A Stroud horse rider who has 'historically had problems with the police' has been conditionally discharged by a Crown Court judge for offences of assaulting an officer and resisting arrest. 

The background to Joanne Workman's offending was a confrontation she had with three photographers while she was riding her horse through woodland at Chalford on April 26, 2019, Gloucester Crown Court was told yesterday.

Workman, 52, of Primrose Banks, Old Neighbourhood, Stroud, allegedly assaulted two of the photographers after they told her she should not have been riding there because the path was not a bridleway, the court heard.

When she was arrested for the alleged assaults six months later she threw her boots at PC Adam Ticknell and that led to a further charge of common assault, said prosecutor Susan Cavender.

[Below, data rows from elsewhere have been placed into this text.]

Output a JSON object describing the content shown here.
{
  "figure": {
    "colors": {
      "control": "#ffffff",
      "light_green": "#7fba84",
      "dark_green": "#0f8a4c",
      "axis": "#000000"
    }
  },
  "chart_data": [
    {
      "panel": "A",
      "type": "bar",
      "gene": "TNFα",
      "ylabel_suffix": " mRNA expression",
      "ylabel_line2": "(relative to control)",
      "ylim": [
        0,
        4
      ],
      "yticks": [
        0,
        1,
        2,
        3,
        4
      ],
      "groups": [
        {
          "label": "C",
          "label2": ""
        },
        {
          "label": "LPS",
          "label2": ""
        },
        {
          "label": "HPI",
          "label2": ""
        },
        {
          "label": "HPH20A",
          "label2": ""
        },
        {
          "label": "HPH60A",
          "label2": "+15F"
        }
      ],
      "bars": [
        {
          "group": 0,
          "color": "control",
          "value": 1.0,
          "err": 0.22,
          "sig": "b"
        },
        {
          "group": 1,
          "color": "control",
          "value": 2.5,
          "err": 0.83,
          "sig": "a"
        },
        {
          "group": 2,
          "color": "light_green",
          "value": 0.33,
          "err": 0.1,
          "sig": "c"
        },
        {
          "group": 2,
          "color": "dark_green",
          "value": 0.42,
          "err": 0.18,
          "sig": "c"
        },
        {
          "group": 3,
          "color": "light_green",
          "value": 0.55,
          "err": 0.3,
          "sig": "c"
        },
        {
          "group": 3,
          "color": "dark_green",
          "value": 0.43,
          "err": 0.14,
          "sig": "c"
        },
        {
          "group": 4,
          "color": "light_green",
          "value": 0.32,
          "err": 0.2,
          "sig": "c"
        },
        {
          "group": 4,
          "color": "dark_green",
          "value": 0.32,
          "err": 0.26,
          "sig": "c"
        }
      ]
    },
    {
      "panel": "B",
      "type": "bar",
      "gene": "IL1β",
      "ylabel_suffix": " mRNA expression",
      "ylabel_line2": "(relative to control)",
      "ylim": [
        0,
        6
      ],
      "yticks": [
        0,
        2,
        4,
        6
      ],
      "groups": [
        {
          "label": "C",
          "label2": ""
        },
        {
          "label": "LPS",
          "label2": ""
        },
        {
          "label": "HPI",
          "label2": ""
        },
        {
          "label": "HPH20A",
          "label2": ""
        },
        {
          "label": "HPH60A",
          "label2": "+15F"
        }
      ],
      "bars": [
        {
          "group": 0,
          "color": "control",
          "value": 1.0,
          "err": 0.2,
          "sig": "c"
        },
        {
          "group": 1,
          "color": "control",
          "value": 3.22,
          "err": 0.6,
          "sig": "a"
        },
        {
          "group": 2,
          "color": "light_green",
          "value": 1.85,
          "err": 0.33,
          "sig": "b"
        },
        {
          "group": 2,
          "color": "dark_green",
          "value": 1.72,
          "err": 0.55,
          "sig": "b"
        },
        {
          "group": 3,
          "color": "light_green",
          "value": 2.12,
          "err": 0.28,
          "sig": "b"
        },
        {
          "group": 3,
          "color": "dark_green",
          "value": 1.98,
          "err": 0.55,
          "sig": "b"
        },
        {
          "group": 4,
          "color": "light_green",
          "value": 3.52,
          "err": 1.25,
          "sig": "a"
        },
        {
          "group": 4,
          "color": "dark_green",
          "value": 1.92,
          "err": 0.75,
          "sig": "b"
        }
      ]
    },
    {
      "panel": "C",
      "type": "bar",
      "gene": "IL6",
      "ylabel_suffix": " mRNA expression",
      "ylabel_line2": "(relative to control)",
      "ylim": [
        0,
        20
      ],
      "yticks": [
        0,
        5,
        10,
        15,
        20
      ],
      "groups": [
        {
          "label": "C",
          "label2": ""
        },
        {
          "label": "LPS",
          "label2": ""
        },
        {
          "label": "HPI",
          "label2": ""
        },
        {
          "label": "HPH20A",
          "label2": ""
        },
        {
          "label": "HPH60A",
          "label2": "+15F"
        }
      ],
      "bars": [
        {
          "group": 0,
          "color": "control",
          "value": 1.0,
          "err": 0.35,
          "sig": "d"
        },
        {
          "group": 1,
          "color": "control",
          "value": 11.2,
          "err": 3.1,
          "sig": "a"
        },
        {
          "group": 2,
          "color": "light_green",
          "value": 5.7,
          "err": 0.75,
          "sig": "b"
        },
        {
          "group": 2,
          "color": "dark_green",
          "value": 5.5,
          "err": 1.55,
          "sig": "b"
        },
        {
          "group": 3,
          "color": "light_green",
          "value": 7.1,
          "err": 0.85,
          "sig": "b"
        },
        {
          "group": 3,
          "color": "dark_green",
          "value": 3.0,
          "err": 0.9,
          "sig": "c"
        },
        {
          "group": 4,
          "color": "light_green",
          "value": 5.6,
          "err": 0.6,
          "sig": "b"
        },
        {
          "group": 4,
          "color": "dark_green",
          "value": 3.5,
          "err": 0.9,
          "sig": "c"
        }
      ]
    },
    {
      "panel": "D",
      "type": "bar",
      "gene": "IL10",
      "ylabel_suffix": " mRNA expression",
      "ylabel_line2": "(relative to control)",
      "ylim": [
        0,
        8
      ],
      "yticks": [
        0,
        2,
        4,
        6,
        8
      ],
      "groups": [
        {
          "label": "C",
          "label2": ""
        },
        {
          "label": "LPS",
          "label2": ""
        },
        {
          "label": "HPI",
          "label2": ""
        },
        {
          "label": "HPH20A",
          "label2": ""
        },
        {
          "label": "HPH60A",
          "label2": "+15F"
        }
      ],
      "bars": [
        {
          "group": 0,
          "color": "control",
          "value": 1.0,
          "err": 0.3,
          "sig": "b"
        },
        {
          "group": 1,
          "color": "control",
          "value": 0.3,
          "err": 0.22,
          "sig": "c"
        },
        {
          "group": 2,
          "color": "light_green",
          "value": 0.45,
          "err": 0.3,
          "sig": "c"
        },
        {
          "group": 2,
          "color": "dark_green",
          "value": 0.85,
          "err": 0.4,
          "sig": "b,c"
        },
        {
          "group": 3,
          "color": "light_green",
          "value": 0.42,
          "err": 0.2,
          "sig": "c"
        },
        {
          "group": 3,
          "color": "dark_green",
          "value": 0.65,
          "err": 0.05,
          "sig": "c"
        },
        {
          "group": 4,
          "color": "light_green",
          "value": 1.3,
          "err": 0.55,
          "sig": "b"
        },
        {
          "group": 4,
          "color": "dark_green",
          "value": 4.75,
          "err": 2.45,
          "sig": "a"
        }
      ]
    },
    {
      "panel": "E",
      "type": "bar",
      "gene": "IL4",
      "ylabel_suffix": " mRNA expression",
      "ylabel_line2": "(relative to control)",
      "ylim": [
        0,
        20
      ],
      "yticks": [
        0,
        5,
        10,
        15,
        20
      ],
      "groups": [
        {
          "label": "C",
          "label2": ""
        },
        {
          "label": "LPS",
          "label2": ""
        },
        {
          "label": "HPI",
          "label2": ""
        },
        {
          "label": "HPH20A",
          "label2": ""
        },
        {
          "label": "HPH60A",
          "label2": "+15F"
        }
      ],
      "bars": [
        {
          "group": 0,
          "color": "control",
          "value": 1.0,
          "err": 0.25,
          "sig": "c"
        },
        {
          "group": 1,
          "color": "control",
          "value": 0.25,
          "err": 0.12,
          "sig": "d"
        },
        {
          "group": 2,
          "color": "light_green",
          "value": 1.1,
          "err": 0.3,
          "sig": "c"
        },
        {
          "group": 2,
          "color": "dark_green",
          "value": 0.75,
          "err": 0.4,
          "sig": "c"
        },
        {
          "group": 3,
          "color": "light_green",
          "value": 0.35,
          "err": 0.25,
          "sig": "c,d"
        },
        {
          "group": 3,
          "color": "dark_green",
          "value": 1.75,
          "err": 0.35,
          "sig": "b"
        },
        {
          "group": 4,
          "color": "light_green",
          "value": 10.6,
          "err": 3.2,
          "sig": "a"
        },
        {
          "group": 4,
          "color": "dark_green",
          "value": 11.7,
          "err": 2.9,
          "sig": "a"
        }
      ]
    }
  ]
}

Finally, said the prosecutor, Workman was seen by two police officers to make a 'middle finger salute' to them while she was towing a horsebox in January 2020 and when she was being arrested for that she became agitated and had to be wrestled to the ground.

Yesterday (Jan 25) Workman was due to be tried by jury at the crown court on charges of assaulting two of the photographers, Alison Scutcher and Vivian Rogers.

But the case stopped short of trial when the prosecution decided not to proceed with the charges after Workman pleaded guilty to resisting arrest on the day that she allegedly made the middle finger gestures.

Judge Ian Lawrie QC sentenced her to a two year conditional discharge for resisting arrest and also for the assault on Pc Ticknell by throwing her boots at him.

The court was told that Workman denied assaulting the photographers and had been due to stand trial by jury yesterday (Jan 25).

Lucy Taylor, defending, said Workman has 'historically had problems with the police' and added: “It was only a gesture because of the tensions between her and the police. This should be taken in context."

Workman pleaded guilty to resisting arrest on January 12, 2020.

Judge Lawrie told Workman he was sentencing her for all her outstanding cases, including those still lodged at the magistrates’ court, and added: “There are a variety of features in the hinterland of this case that need consideration and I will impose a sentence that reaches a compromise in sentencing terms.

“Whatever has happened here, the behaviour doesn’t merit a custodial term. I have therefore decided that a two year conditional discharge is an appropriate sentence.

“Over the next two years you must behave yourself and you must stay out of trouble with the police. You should give the police a wide berth in future.

"If you don’t, you will be back before the courts.”

Judge Lawrie stated that the two assault charges from April 2019 would lie on the court file and not proceeded with.

He ordered Workman to pay court costs of £50 and a victim surcharge of £21.